Just as a side note, they´re vegans for religious and phylosofical reasons, not for health-related reasons.

I wouldn't suggest you trust random internet articles over anecdotal evidence from trusted friends, but I would suggest you trust well designed and respected scientific studies with good methods and controls over anecdotal evidence.

However, you suggested that someone considering going plant-based should expect tonnes of doctor's visits and to take piles of supplements.  That has been the opposite of my experience.  And unlike your friends, I have a health and wellness approach to being on a plant-based diet, which perhaps explains their different experience (as they may not be avoiding processed foods, or embracing whole foods, to the degree that I am).

I'm on a strictly plant-based diet, and the only supplement I now take is vitamin D.  When I was an omnivore I took a pile of supplements: I directly consumed vitamin C, vitamin D, a calcium-magnesium combo, lysine, and I indirectly supplemented vitamin B12 by eating factory farmed animals who were given B12 supplements.  As an omnivore I ate far less food, in the interests of weight management.  By ditching all the meat, dairy, and eggs (all of which are calorie-dense foods) I now get to eat more food in total, I get more nutrients per calorie, and the two together means I get a substantial increase in my nutrient consumption.  A varied plant-based diet covering all the bases (fruits, vegetables, nuts, seeds, grains, and legumes), combined with consuming more nutrients, has allowed me to ditch all those supplements.  And there's no shortage of evidence that getting nutrients in one's diet is far more effective than getting them from supplements, and that some supplements may do more harm than good (if you're even getting what the bottle says you're getting, which you often aren't as there's a lot of fraud and very little oversight in the nutritional supplements industry).  The only reason I still take vitamin D is that it's not even a vitamin; despite its name it's actually a hormone and it's almost impossible to get it in diet (the only way I'm aware of to get vitamin D in one's diet is to eat mushrooms that have been exposed to UV while they grew).
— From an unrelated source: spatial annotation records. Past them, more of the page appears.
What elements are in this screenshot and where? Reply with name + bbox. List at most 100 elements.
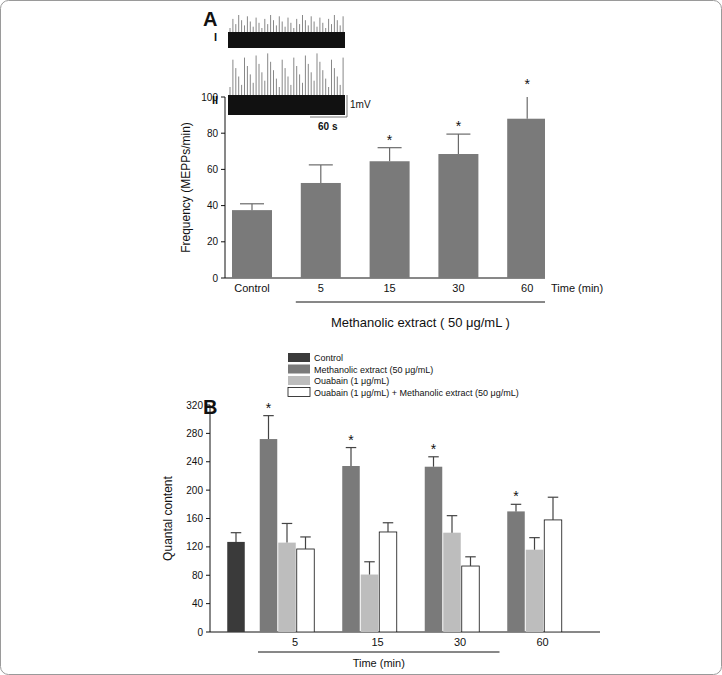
bar [507,119,545,278]
bar [227,542,245,632]
error-stem [369,562,370,575]
significance: * [431,441,437,457]
bar [361,575,379,632]
y-tick-label: 120 [186,541,203,552]
error-bar [428,457,439,467]
error-cap [447,515,458,516]
legend: ControlMethanolic extract (50 μg/mL)Ouab… [288,353,519,398]
bar [278,543,296,632]
y-tick [221,97,225,98]
bar [462,566,480,632]
legend-swatch [288,365,310,374]
error-stem [387,523,388,532]
chart-0: A020406080100Frequency (MEPPs/min)Contro… [179,8,603,330]
bar [301,183,341,278]
trace-label: II [212,94,218,106]
error-bar [383,523,394,532]
bar [544,520,562,632]
error-stem [286,523,287,542]
error-bar [240,204,264,210]
y-tick-label: 40 [192,598,204,609]
y-tick-label: 40 [207,200,219,211]
x-axis-label: Time (min) [551,282,603,294]
y-tick-label: 20 [207,236,219,247]
bar [370,161,410,278]
legend-entry: Ouabain (1 μg/mL) [314,376,389,386]
bar [425,467,443,632]
y-tick [206,461,210,462]
legend-swatch [288,353,310,362]
error-bar [300,537,311,549]
x-tick-label: 15 [383,282,395,294]
frame [1,1,722,675]
x-axis-label: Time (min) [353,657,405,669]
error-bar [515,97,539,119]
x-tick-label: 30 [452,282,464,294]
error-bar [346,448,357,466]
marks [227,416,562,632]
legend-entry: Methanolic extract (50 μg/mL) [314,365,433,375]
error-bar [529,538,540,550]
scale-bar [310,95,347,117]
error-bar [446,134,470,154]
error-cap [300,536,311,537]
significance: * [456,118,462,134]
legend-swatch [288,376,310,385]
bar [342,466,360,632]
y-tick-label: 0 [197,627,203,638]
scale-label: 1mV [350,99,371,110]
x-tick-label: 15 [371,636,383,648]
bar [443,533,461,632]
bar [507,511,525,632]
error-bar [378,148,402,162]
error-cap [282,523,293,524]
error-stem [235,533,236,542]
y-tick [221,133,225,134]
x-tick-label: 5 [318,282,324,294]
legend-entry: Ouabain (1 μg/mL) + Methanolic extract (… [314,388,519,398]
error-stem [268,416,269,439]
error-cap [548,497,559,498]
chart-1: B04080120160200240280320Quantal content5… [161,353,600,669]
y-tick-label: 160 [186,513,203,524]
error-cap [309,164,333,165]
marks [232,97,545,278]
y-tick [206,546,210,547]
error-bar [511,504,522,511]
error-stem [451,516,452,533]
x-tick-label: 60 [521,282,533,294]
significance: * [266,400,272,416]
error-bar [447,516,458,533]
bar [379,532,397,632]
error-stem [470,557,471,566]
error-cap [465,556,476,557]
y-tick [206,490,210,491]
error-stem [251,204,252,210]
legend-swatch [288,388,310,397]
y-tick [206,632,210,633]
significance: * [348,432,354,448]
error-bar [465,557,476,566]
y-tick-label: 320 [186,400,203,411]
error-bar [263,416,274,439]
x-tick-label: 5 [292,636,298,648]
y-tick [206,518,210,519]
error-cap [529,537,540,538]
trace-body [228,32,345,48]
y-tick-label: 200 [186,485,203,496]
group-line [296,302,545,303]
bar [438,154,478,278]
x-tick-label: 30 [454,636,466,648]
y-tick [206,405,210,406]
trace-label: I [214,31,217,43]
error-bar [309,165,333,183]
error-stem [527,97,528,119]
error-stem [458,134,459,154]
y-tick [221,241,225,242]
error-bar [364,562,375,575]
bar [526,550,544,632]
y-tick-label: 0 [212,273,218,284]
group-label: Methanolic extract ( 50 μg/mL ) [331,315,510,330]
marks-labels: **** [266,400,520,505]
error-bar [282,523,293,542]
As for doctor's visits, I haven't even so much as had a cold since I went entirely plant-based, let alone a symptom that suggests a nutrient deficiency (despite all the nutrient deficiencies I had when I was an omnivore), so I've had no reason to visit the doctor since the switch.

You can create a bad omnivorous diet, or a bad vegan diet.  The only difference is that it's far easier to create a good vegan diet, as a whole food plant-based diet means more total food consumed (for a given amount of calories) and the opportunity to get not only more nutrients but a wider array of nutrients in your body.  It's fact that animal foods on average have more calories, and it's fact that plant foods on average have more nutrients per calorie, so you can't help but get more nutrients on a varied whole-food plant-based if you keep your calories the same.